To be honest these are the sort of post processing techniques I tend to disagree with.
My question is , If such adjustments were valid, shouldn't they be learned by the model itself, not applied post hoc??
My preference would be to discourage all coefficient based post processing , but that is just my take
exactly. agreed. however, a counter could be that, we donot have a homogenous data in training set (meaning the locations of Intestinal Worms in training is very different from test and that is why the model is destined to biased) and me being smart, i know this should not happen so i am doing it. Honestly this is a "problem formulation" problem and not a DS problem. The problem could very well be i want a generalizable model but in that case the training split had to be better (which i could go into the details of, but it would be an essay :) )
well I hope the organizers will give us the final say before the end of the competition :)
One more scenario, spent 5 more minutes on google search rather than ML.
https://en.wikipedia.org/wiki/2023%E2%80%942024_cholera_outbreak_in_South_Africa
based on the article above there was a cholera outbreak in 2023, using this info, someone could take a bet for private leaderboard by increasing the cholera predictions on test set. Should this be legal?

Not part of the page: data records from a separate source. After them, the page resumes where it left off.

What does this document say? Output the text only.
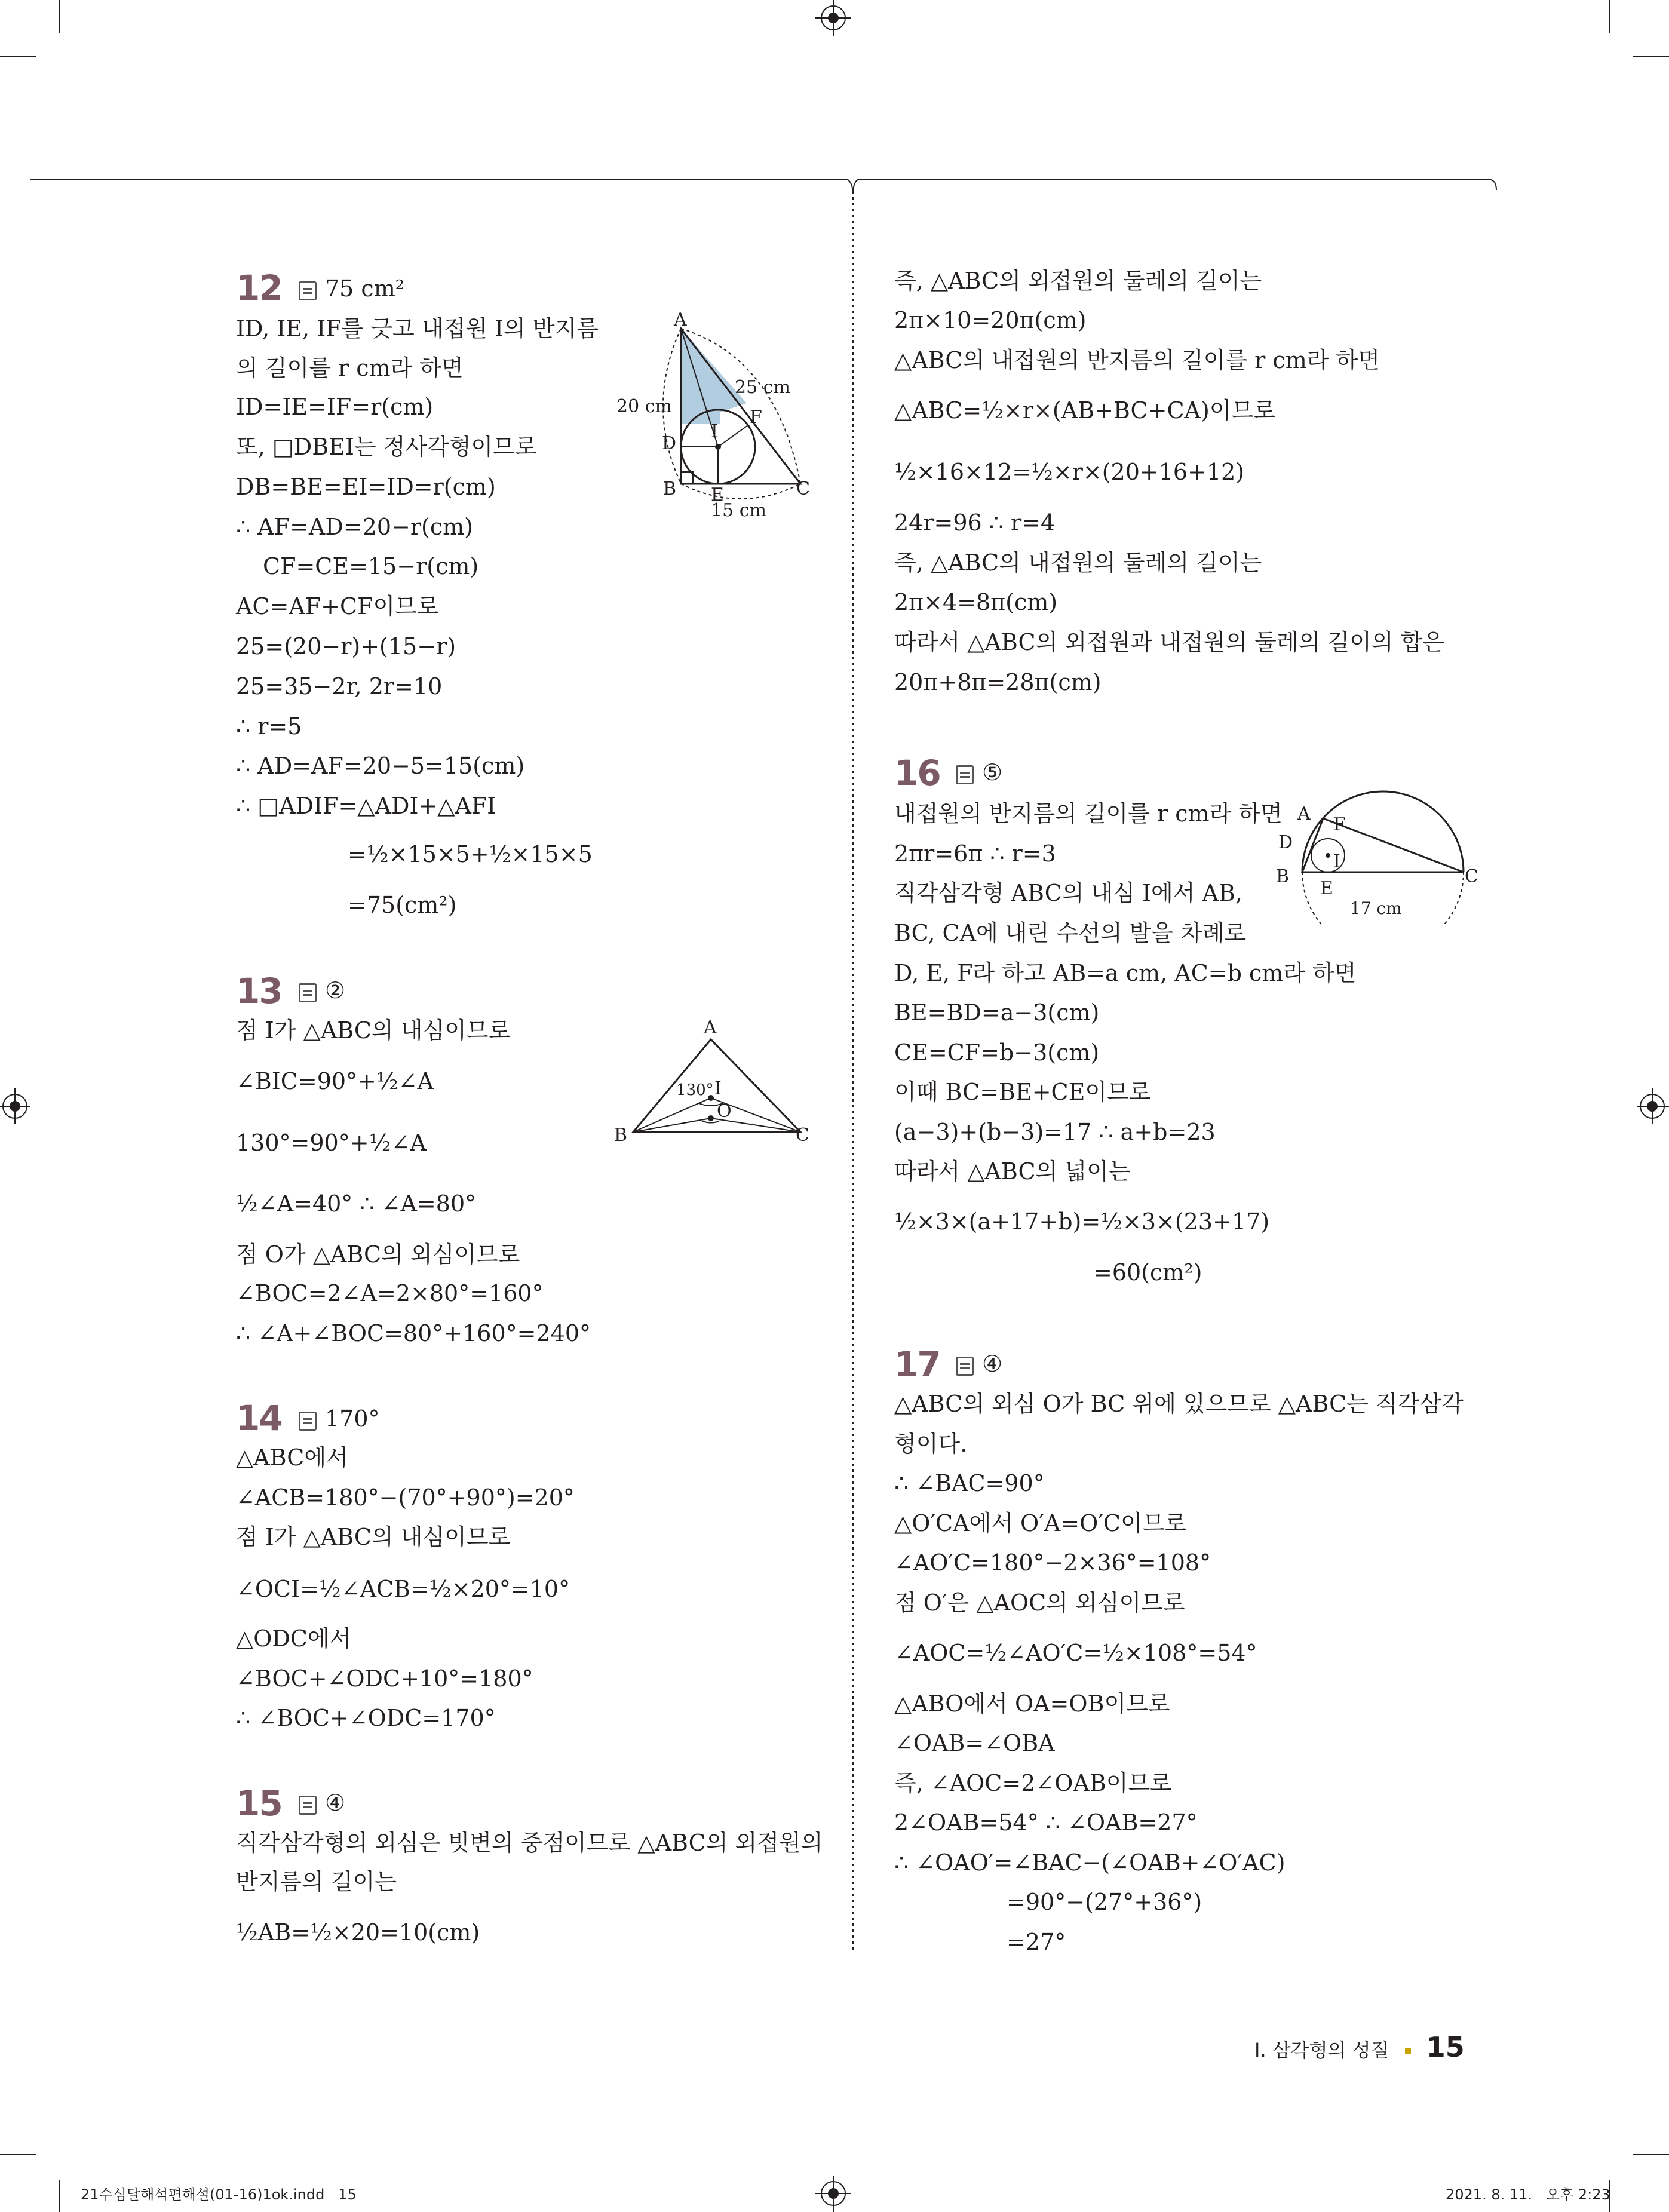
12	75 cm²
ID, IE, IF를 긋고 내접원 I의 반지름
의 길이를 r cm라 하면
ID=IE=IF=r(cm)
또, □DBEI는 정사각형이므로
DB=BE=EI=ID=r(cm)
∴ AF=AD=20−r(cm)
CF=CE=15−r(cm)
AC=AF+CF이므로
25=(20−r)+(15−r)
25=35−2r, 2r=10
∴ r=5
∴ AD=AF=20−5=15(cm)
∴ □ADIF=△ADI+△AFI
=½×15×5+½×15×5
=75(cm²)
A
B	C
D
E
F
I
20 cm
25 cm
15 cm
13	②
점 I가 △ABC의 내심이므로
∠BIC=90°+½∠A
130°=90°+½∠A
½∠A=40° ∴ ∠A=80°
점 O가 △ABC의 외심이므로
∠BOC=2∠A=2×80°=160°
∴ ∠A+∠BOC=80°+160°=240°
A
B	C
I
O
130°
14	170°
△ABC에서
∠ACB=180°−(70°+90°)=20°
점 I가 △ABC의 내심이므로
∠OCI=½∠ACB=½×20°=10°
△ODC에서
∠BOC+∠ODC+10°=180°
∴ ∠BOC+∠ODC=170°
15	④
직각삼각형의 외심은 빗변의 중점이므로 △ABC의 외접원의
반지름의 길이는
½AB=½×20=10(cm)
즉, △ABC의 외접원의 둘레의 길이는
2π×10=20π(cm)
△ABC의 내접원의 반지름의 길이를 r cm라 하면
△ABC=½×r×(AB+BC+CA)이므로
½×16×12=½×r×(20+16+12)
24r=96 ∴ r=4
즉, △ABC의 내접원의 둘레의 길이는
2π×4=8π(cm)
따라서 △ABC의 외접원과 내접원의 둘레의 길이의 합은
20π+8π=28π(cm)
16	⑤
내접원의 반지름의 길이를 r cm라 하면
2πr=6π ∴ r=3
직각삼각형 ABC의 내심 I에서 AB,
BC, CA에 내린 수선의 발을 차례로
D, E, F라 하고 AB=a cm, AC=b cm라 하면
BE=BD=a−3(cm)
CE=CF=b−3(cm)
이때 BC=BE+CE이므로
(a−3)+(b−3)=17 ∴ a+b=23
따라서 △ABC의 넓이는
½×3×(a+17+b)=½×3×(23+17)
=60(cm²)
A
B	C
D
E
F
I
17 cm
17	④
△ABC의 외심 O가 BC 위에 있으므로 △ABC는 직각삼각
형이다.
∴ ∠BAC=90°
△O′CA에서 O′A=O′C이므로
∠AO′C=180°−2×36°=108°
점 O′은 △AOC의 외심이므로
∠AOC=½∠AO′C=½×108°=54°
△ABO에서 OA=OB이므로
∠OAB=∠OBA
즉, ∠AOC=2∠OAB이므로
2∠OAB=54° ∴ ∠OAB=27°
∴ ∠OAO′=∠BAC−(∠OAB+∠O′AC)
=90°−(27°+36°)
=27°
Ⅰ. 삼각형의 성질 15
21수심달해석편해설(01-16)1ok.indd   15	2021. 8. 11.   오후 2:23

There is no justifier for this even in EDA tbf. How will you post process Cholera case by increasing with no DATA (provided data) to support it?? (we only have very few samples). On the other hand how about someone who sets all cholera cases to zero? with a justification from the DATA that there is no enough data points to predict for this class?
exactly :)
I think they shouldn't add Cholera cases in the test set. Since this is a massive domain shift ML models cannot catch. I also saw reporter of Who about cholera outbreaks in 2023. I think it is going to be lottery for people who guess luckily for Cholera 😂